According to the American Payroll Association, over 71 percent of Americans live paycheck-to-paycheck. They can easily cover their monthly expenses, but when an emergency comes up, they find it difficult to meet all of their financial obligations. And then they find themselves with some tough decisions to make.
Unfortunately, many in this situation avoid paying certain bills so that the emergency expenses can be covered first. While it sounds like the best idea, this system of non-payment can lead to a slew of other financial problems.
For example, let’s say you don’t have savings, your payday is days or weeks away, and you need $300 to fix your car in order to get to work. So you miss a payment on another bill in order to pay the mechanic. You may incur a late fee on your missed bill payment. Late fees on credit cards start at $25 for the first offense and go up to $35 afterward, according to Bankrate.com. Skipping payment on a credit card may also cause your credit score to drop, making it harder to obtain credit in the future. Not to mention, interest rates may jump to 29.99 percent or more after default.
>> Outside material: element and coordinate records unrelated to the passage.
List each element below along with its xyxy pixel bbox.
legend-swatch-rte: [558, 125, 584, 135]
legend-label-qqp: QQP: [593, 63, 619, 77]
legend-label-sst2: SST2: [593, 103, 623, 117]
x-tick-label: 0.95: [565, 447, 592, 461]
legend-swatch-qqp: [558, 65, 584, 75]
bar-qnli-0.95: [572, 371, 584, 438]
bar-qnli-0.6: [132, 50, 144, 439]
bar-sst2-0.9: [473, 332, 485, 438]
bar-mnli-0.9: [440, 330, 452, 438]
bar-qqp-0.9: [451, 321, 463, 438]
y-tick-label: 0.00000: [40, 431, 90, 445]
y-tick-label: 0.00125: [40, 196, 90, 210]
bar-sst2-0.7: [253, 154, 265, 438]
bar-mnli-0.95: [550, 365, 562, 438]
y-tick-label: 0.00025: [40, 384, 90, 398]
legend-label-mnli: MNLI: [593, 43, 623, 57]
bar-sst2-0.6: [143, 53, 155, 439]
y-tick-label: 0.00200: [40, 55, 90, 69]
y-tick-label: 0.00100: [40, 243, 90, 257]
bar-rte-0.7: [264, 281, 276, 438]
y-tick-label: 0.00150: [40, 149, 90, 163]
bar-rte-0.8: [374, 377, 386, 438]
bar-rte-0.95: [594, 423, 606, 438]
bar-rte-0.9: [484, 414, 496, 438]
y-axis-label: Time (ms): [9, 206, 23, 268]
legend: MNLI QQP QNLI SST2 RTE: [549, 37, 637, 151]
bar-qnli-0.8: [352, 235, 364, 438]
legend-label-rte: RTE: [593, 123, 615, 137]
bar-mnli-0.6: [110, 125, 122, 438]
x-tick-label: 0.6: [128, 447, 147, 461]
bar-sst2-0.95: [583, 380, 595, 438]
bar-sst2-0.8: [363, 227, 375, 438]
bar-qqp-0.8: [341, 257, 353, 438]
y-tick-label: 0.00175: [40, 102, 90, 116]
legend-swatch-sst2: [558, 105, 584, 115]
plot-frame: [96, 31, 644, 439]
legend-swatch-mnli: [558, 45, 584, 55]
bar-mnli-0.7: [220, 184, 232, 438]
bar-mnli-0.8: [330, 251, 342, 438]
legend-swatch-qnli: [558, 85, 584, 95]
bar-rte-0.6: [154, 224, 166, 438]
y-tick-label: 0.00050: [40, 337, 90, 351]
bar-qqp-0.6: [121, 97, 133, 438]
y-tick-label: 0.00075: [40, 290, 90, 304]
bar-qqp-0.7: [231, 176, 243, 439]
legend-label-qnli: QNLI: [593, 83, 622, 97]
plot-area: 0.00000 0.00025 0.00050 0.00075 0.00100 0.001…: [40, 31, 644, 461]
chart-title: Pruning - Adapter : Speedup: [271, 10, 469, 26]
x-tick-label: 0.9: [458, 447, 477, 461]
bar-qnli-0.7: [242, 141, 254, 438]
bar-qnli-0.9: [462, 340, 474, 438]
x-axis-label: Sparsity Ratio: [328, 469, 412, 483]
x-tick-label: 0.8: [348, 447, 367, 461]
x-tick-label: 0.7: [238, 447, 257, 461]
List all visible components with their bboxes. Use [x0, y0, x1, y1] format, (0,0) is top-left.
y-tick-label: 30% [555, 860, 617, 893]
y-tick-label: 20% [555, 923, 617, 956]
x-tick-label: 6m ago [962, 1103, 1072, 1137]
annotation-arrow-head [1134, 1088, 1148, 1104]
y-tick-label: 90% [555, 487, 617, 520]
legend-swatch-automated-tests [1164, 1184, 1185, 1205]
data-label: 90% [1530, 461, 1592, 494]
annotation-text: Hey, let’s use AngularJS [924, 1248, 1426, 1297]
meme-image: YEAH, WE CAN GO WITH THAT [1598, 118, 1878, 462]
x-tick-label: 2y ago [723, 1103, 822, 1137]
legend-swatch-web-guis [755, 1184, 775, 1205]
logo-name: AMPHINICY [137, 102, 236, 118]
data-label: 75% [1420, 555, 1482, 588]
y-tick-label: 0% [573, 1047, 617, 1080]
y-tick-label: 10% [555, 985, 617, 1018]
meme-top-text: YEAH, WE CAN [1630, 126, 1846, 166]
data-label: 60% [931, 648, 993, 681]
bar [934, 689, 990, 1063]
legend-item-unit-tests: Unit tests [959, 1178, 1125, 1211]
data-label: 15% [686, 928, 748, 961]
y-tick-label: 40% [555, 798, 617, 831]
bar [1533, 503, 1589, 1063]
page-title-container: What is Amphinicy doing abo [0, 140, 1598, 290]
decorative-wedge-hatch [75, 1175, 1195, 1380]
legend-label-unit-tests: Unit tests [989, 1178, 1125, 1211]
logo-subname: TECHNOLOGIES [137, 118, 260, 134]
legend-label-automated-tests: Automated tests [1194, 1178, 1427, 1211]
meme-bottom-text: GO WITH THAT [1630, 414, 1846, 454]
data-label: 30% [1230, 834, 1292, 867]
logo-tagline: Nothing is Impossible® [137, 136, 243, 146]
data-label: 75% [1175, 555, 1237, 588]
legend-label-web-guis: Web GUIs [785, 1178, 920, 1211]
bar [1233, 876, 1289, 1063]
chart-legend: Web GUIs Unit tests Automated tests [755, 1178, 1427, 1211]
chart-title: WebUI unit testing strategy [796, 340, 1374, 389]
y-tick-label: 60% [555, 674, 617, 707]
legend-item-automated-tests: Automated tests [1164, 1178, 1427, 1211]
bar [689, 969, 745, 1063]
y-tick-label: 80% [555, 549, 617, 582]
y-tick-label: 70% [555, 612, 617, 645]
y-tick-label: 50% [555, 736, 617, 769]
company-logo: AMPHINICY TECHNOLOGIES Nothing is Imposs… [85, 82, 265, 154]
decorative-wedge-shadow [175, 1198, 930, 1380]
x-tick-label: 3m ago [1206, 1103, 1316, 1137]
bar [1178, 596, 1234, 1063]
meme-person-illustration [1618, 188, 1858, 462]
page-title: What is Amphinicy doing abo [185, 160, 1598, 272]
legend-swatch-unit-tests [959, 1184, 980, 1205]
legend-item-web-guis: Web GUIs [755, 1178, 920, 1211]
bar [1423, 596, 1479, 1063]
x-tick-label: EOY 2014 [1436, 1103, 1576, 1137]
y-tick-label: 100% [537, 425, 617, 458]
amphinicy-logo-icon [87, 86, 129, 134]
If you’ve skipped one or more of your utility bills, you also risk getting those necessities turned off until the bill is paid. Without water, there is no more showering or brushing your teeth. Without power, there is no more using electronics or refrigerating food. Without gas, there is no more heating your home or cooking dinner. You get the idea. Your car may be fixed, but at a hefty price.
Then when you’re finally able to pay the bill, you may have to pay a reconnection fee for each of the utilities that have been shut off. For example, the charge for water reconnection in Centerville, South Dakota is around $50. In Tallahassee, Florida, reconnecting non-water utilities costs about $29. And that’s on top of the late fees! All things considered, “not paying” can have some costly consequences.
But there are some ways to handle unexpected expenses — one way is with a payday loan. Payday loans are short-term loans that are paid back on the borrower’s next payday. By taking out a small payday loan to cover urgent expenses that arise between paydays, you save not only the cost of late fees and reconnection fees, but also the cost of going without necessities like food, water or transportation.
Keep in mind that there is a fee associated with securing a payday loan. According to a 2011 survey by the Consumer Federation of America, the average fee is $25 for every $100 borrowed. This may be a cheaper option than skipping bills and incurring late fees or reconnection fees as mentioned in the example above. With a payday loan, you can pay bills on time and cover an emergency expense.
But what about overdrawing your bank account or bouncing a check instead? You may risk possible criminal charges for a bounced check and — of course — incur fees. According to an analysis by Bretton Woods, Inc., it costs about $29 for bad checks, and the Consumer Federation of America found that it costs on average $35 for overdrawing a bank account.
You will incur costs no matter which route you choose, but as outlined in the above examples, payday loans may be a cheaper alternative.